The following is an overview of some common syringe tip types, and their distinguishing features.
- Point Style 2: Sharp, sloping edge tip. May be bent in a manner that partially obstructs the orifice.
- Point Style 3: Blunt tip (90 degree angle).
- Point Style 5: Conical tip with a side hole.
- Point Style H: Domed tip with a side hole.
- Point Style AS: Conical, Blunt tip (90 degree angle)
Next, we discuss the type of syringe needle tip you should use for specific applications, based on the tip design.
1. Routine Sample Uptake (Point Style 3)
We recommend using point style 3. The pertinent feature is that this syringe tip type can reach the bottom of a sample vial. Point style 3 is therefore suitable for when you need to extract the entirety of your sample. In these applications, you are not concerned about the possibility of septum coring.
2. High-Performance Liquid Chromatography(HPLC), Manual Injection (Point Style H)
We recommend using point style H. Special features of this type of syringe tip include:
- Blunt tip syringe needle: Blunt syringe needles minimize the possibility of damage to the HPLC injection port (which could be scratched by a sharp tip).
- Side hole needle: Side port needles are for sample uptake and release. A side hole minimizes the possibility of a piece of the HPLC injection port septum becoming lodged in the syringe needle shaft.
3. Gas Chromatography, Manual Injection (Point Style 5)
We recommend using point style 5. Special features:
- Conical tip. This creates a smooth-cut hole and self-sealing entry point (no coring). Point style 5 therefore may extend the lifetime of your GC injection port septa.
- Side hole. Same purpose as aforementioned (in case some coring does occur).
We advise against using point style 2. The disadvantages of point style 2 are that
- The sharp syringe needle tip may damage the GC injection port, especially when the tip itself is damaged; and
- The septum may be damaged (cored) upon sample injection, which may contaminate your sample.
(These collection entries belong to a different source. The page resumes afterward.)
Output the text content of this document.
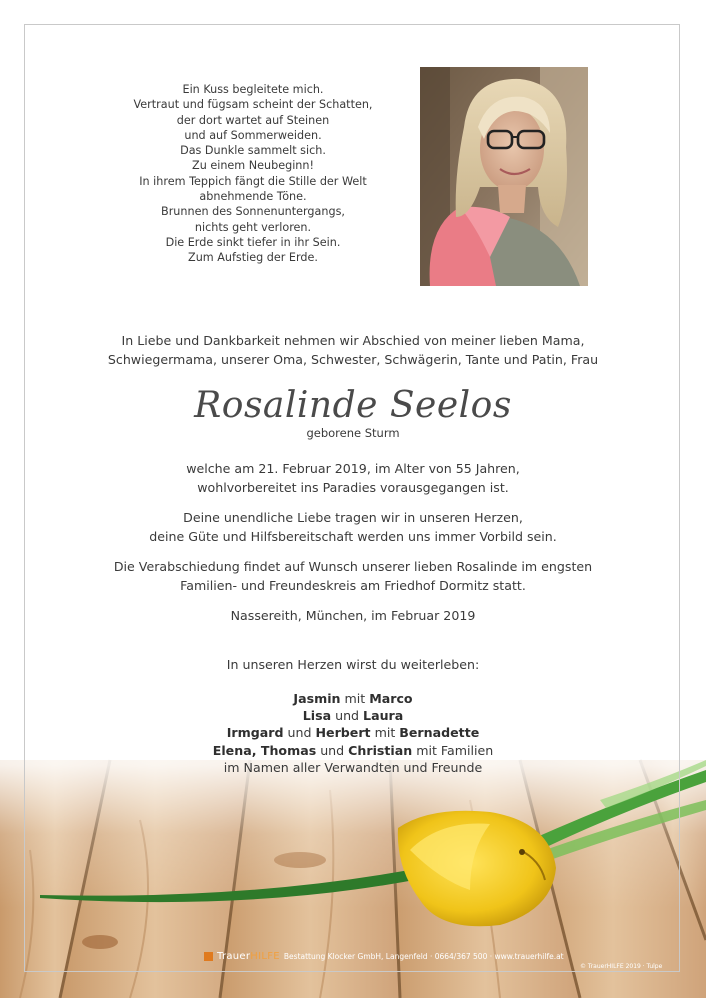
Ein Kuss begleitete mich.
Vertraut und fügsam scheint der Schatten,
der dort wartet auf Steinen
und auf Sommerweiden.
Das Dunkle sammelt sich.
Zu einem Neubeginn!
In ihrem Teppich fängt die Stille der Welt
abnehmende Töne.
Brunnen des Sonnenuntergangs,
nichts geht verloren.
Die Erde sinkt tiefer in ihr Sein.
Zum Aufstieg der Erde.
In Liebe und Dankbarkeit nehmen wir Abschied von meiner lieben Mama,
Schwiegermama, unserer Oma, Schwester, Schwägerin, Tante und Patin, Frau
Rosalinde Seelos
geborene Sturm
welche am 21. Februar 2019, im Alter von 55 Jahren,
wohlvorbereitet ins Paradies vorausgegangen ist.
Deine unendliche Liebe tragen wir in unseren Herzen,
deine Güte und Hilfsbereitschaft werden uns immer Vorbild sein.
Die Verabschiedung findet auf Wunsch unserer lieben Rosalinde im engsten
Familien- und Freundeskreis am Friedhof Dormitz statt.
Nassereith, München, im Februar 2019
In unseren Herzen wirst du weiterleben:
Jasmin mit Marco
Lisa und Laura
Irmgard und Herbert mit Bernadette
Elena, Thomas und Christian mit Familien
im Namen aller Verwandten und Freunde
TrauerHILFE Bestattung Klocker GmbH, Langenfeld · 0664/367 500 · www.trauerhilfe.at
© TrauerHILFE 2019 · Tulpe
This contamination may introduce artifacts into your data.
These artifacts are commonly known as “ghost” peaks, which researchers typically misinterpret as artifacts that arise from the GC column (as opposed to damaged septa).
4. Auto-Sampling (Point Style AS)
We recommend using point style AS. The blunt syringe tip type is intended to withstand multiple, rapid injections without damaging the instrument injection port (and the conical shape is non-coring).
How to prevent solution dripping
It is also necessary to ensure that no solution drips from your syringe prior to sample injection. There are two easy methods of avoiding this problem:
- Prevent air bubbles. Fully immersing the syringe needle tip in your solution during sample extraction (possibly by holding your solution vial upside down) will help prevent air uptake into the syringe.
- Wait approximately two seconds between sample uptake and removing the needle from your solution. This is typically sufficient time to equalize the pressure in the syringe barrel with the surrounding air.